THE response to Rebecca Long Bailey’s clearest pitch yet to succeed Jeremy Corbyn at the helm of the Labour Party shows that the contest is going to be difficult to navigate — not just for the candidates, but more importantly for the socialist left.

That isn’t because we need to take seriously snide attacks from Blairites such as Alastair Campbell or John Rentoul, the latter of whom managed to object to Long Bailey’s contention that Margaret Thatcher had attacked working-class communities.

The old right will howl, but the Labour Party has changed and the pro-market, pro-war “globalisation” brand epitomised by Tony Blair is not likely to present a serious threat in the leadership election.

Over four years, in the face of numerous parliamentary revolts and attempts to topple him, Corbyn gathered a leadership team which brought together quite different strands of the left.

These are now starting to unravel as the unifying goal of getting Corbyn into Downing Street has disappeared.

It’s actually an exaggeration to talk of unity during Corbyn’s leadership, given frequent departures from the script even from leading shadow cabinet members.

It’s plausible to see the most vocally pro-Remain shadow cabinet members as having accepted positions under Corbyn because they saw it as the best way to shift Labour to a pro-Remain position.

Emily Thornberry has already distanced herself from the radical economic programme put forward in two manifestos, suggesting that Labour seemed to be promising “the earth, the moon and the stars.”

The centrality of Brexit to Labour’s defeat — with 52 of 54 seats lost to the Tories being in Leave-voting areas — has to be continually highlighted because the whole of the Establishment will be seeking to muddy the water, pinning the blame on Corbyn personally, the economic programme or a myriad of competing factors, most of which were present in 2017 as well as 2019 without doing such damage.

The aim will be to drag Labour away from socialist politics when, as Corbyn notes in his new year’s message, Labour members are going to be the front line of resistance to Boris Johnson’s hard-right government in many areas.

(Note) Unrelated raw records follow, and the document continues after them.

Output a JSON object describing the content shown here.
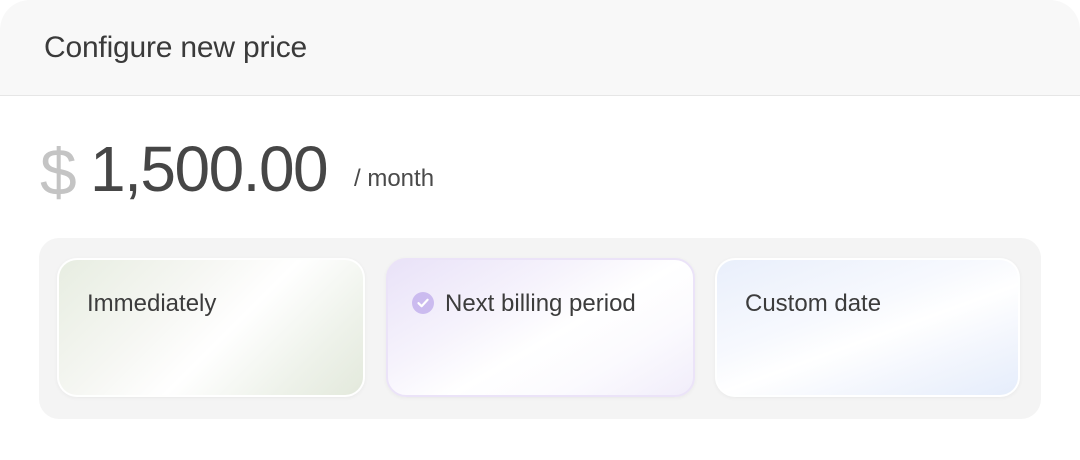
{
  "header": {
    "title": "Configure new price"
  },
  "price": {
    "currency_symbol": "$",
    "amount": "1,500.00",
    "period": "/ month"
  },
  "options": [
    {
      "label": "Immediately",
      "selected": false
    },
    {
      "label": "Next billing period",
      "selected": true
    },
    {
      "label": "Custom date",
      "selected": false
    }
  ],
  "colors": {
    "selected_check": "#cbbbef",
    "immediate_tint": "#e7ede1",
    "next_tint": "#e9e2f8",
    "custom_tint": "#e9effb"
  },
  "icons": {
    "selected_indicator": "check-circle-icon"
  }
}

Long Bailey’s first intervention in the race lays down a number of markers, in support for radical economic change and the crucial importance of trade unionism, which show she does not intend to accommodate to the status quo.

It also holds out hope that the role of anti-socialist MPs in sabotaging the Corbyn project has been noted, pledging to democratise the Labour Party.

It reads in many parts like a bid to keep the Corbyn alliance together, which is understandable in light of Labour’s need to lead opposition to Johnson’s government. 

But advocating unity cannot become an excuse to avoid the hard questions. The left has frequently pulled its punches in the name of unity since 2015, whether over reselection or in the battles over Brexit where elite-funded campaigns such as the People’s Vote were able to exercise a huge and distorting influence on Labour, dragging it towards a liberal accommodation with market principles and resulting in the absurd contradiction where the party of the organised working class was demanding that the Conservatives do more to ensure the frictionless movement of capital and goods across borders free of the threat of economic policy being changed by elected governments.

Anger at growing inequality and poverty, insecure work, failing public services and unaffordable housing is impotent without an understanding that there are people who are growing very rich out of exactly this state of affairs.

In short, that the interests of working-class people and those of capitalists are diametrically opposed.

A movement which forgets that, which cites Bank of England and big business concerns to oppose popular sovereignty, cannot authentically speak or fight for workers. That truth will need articulating as Labour picks its next leader.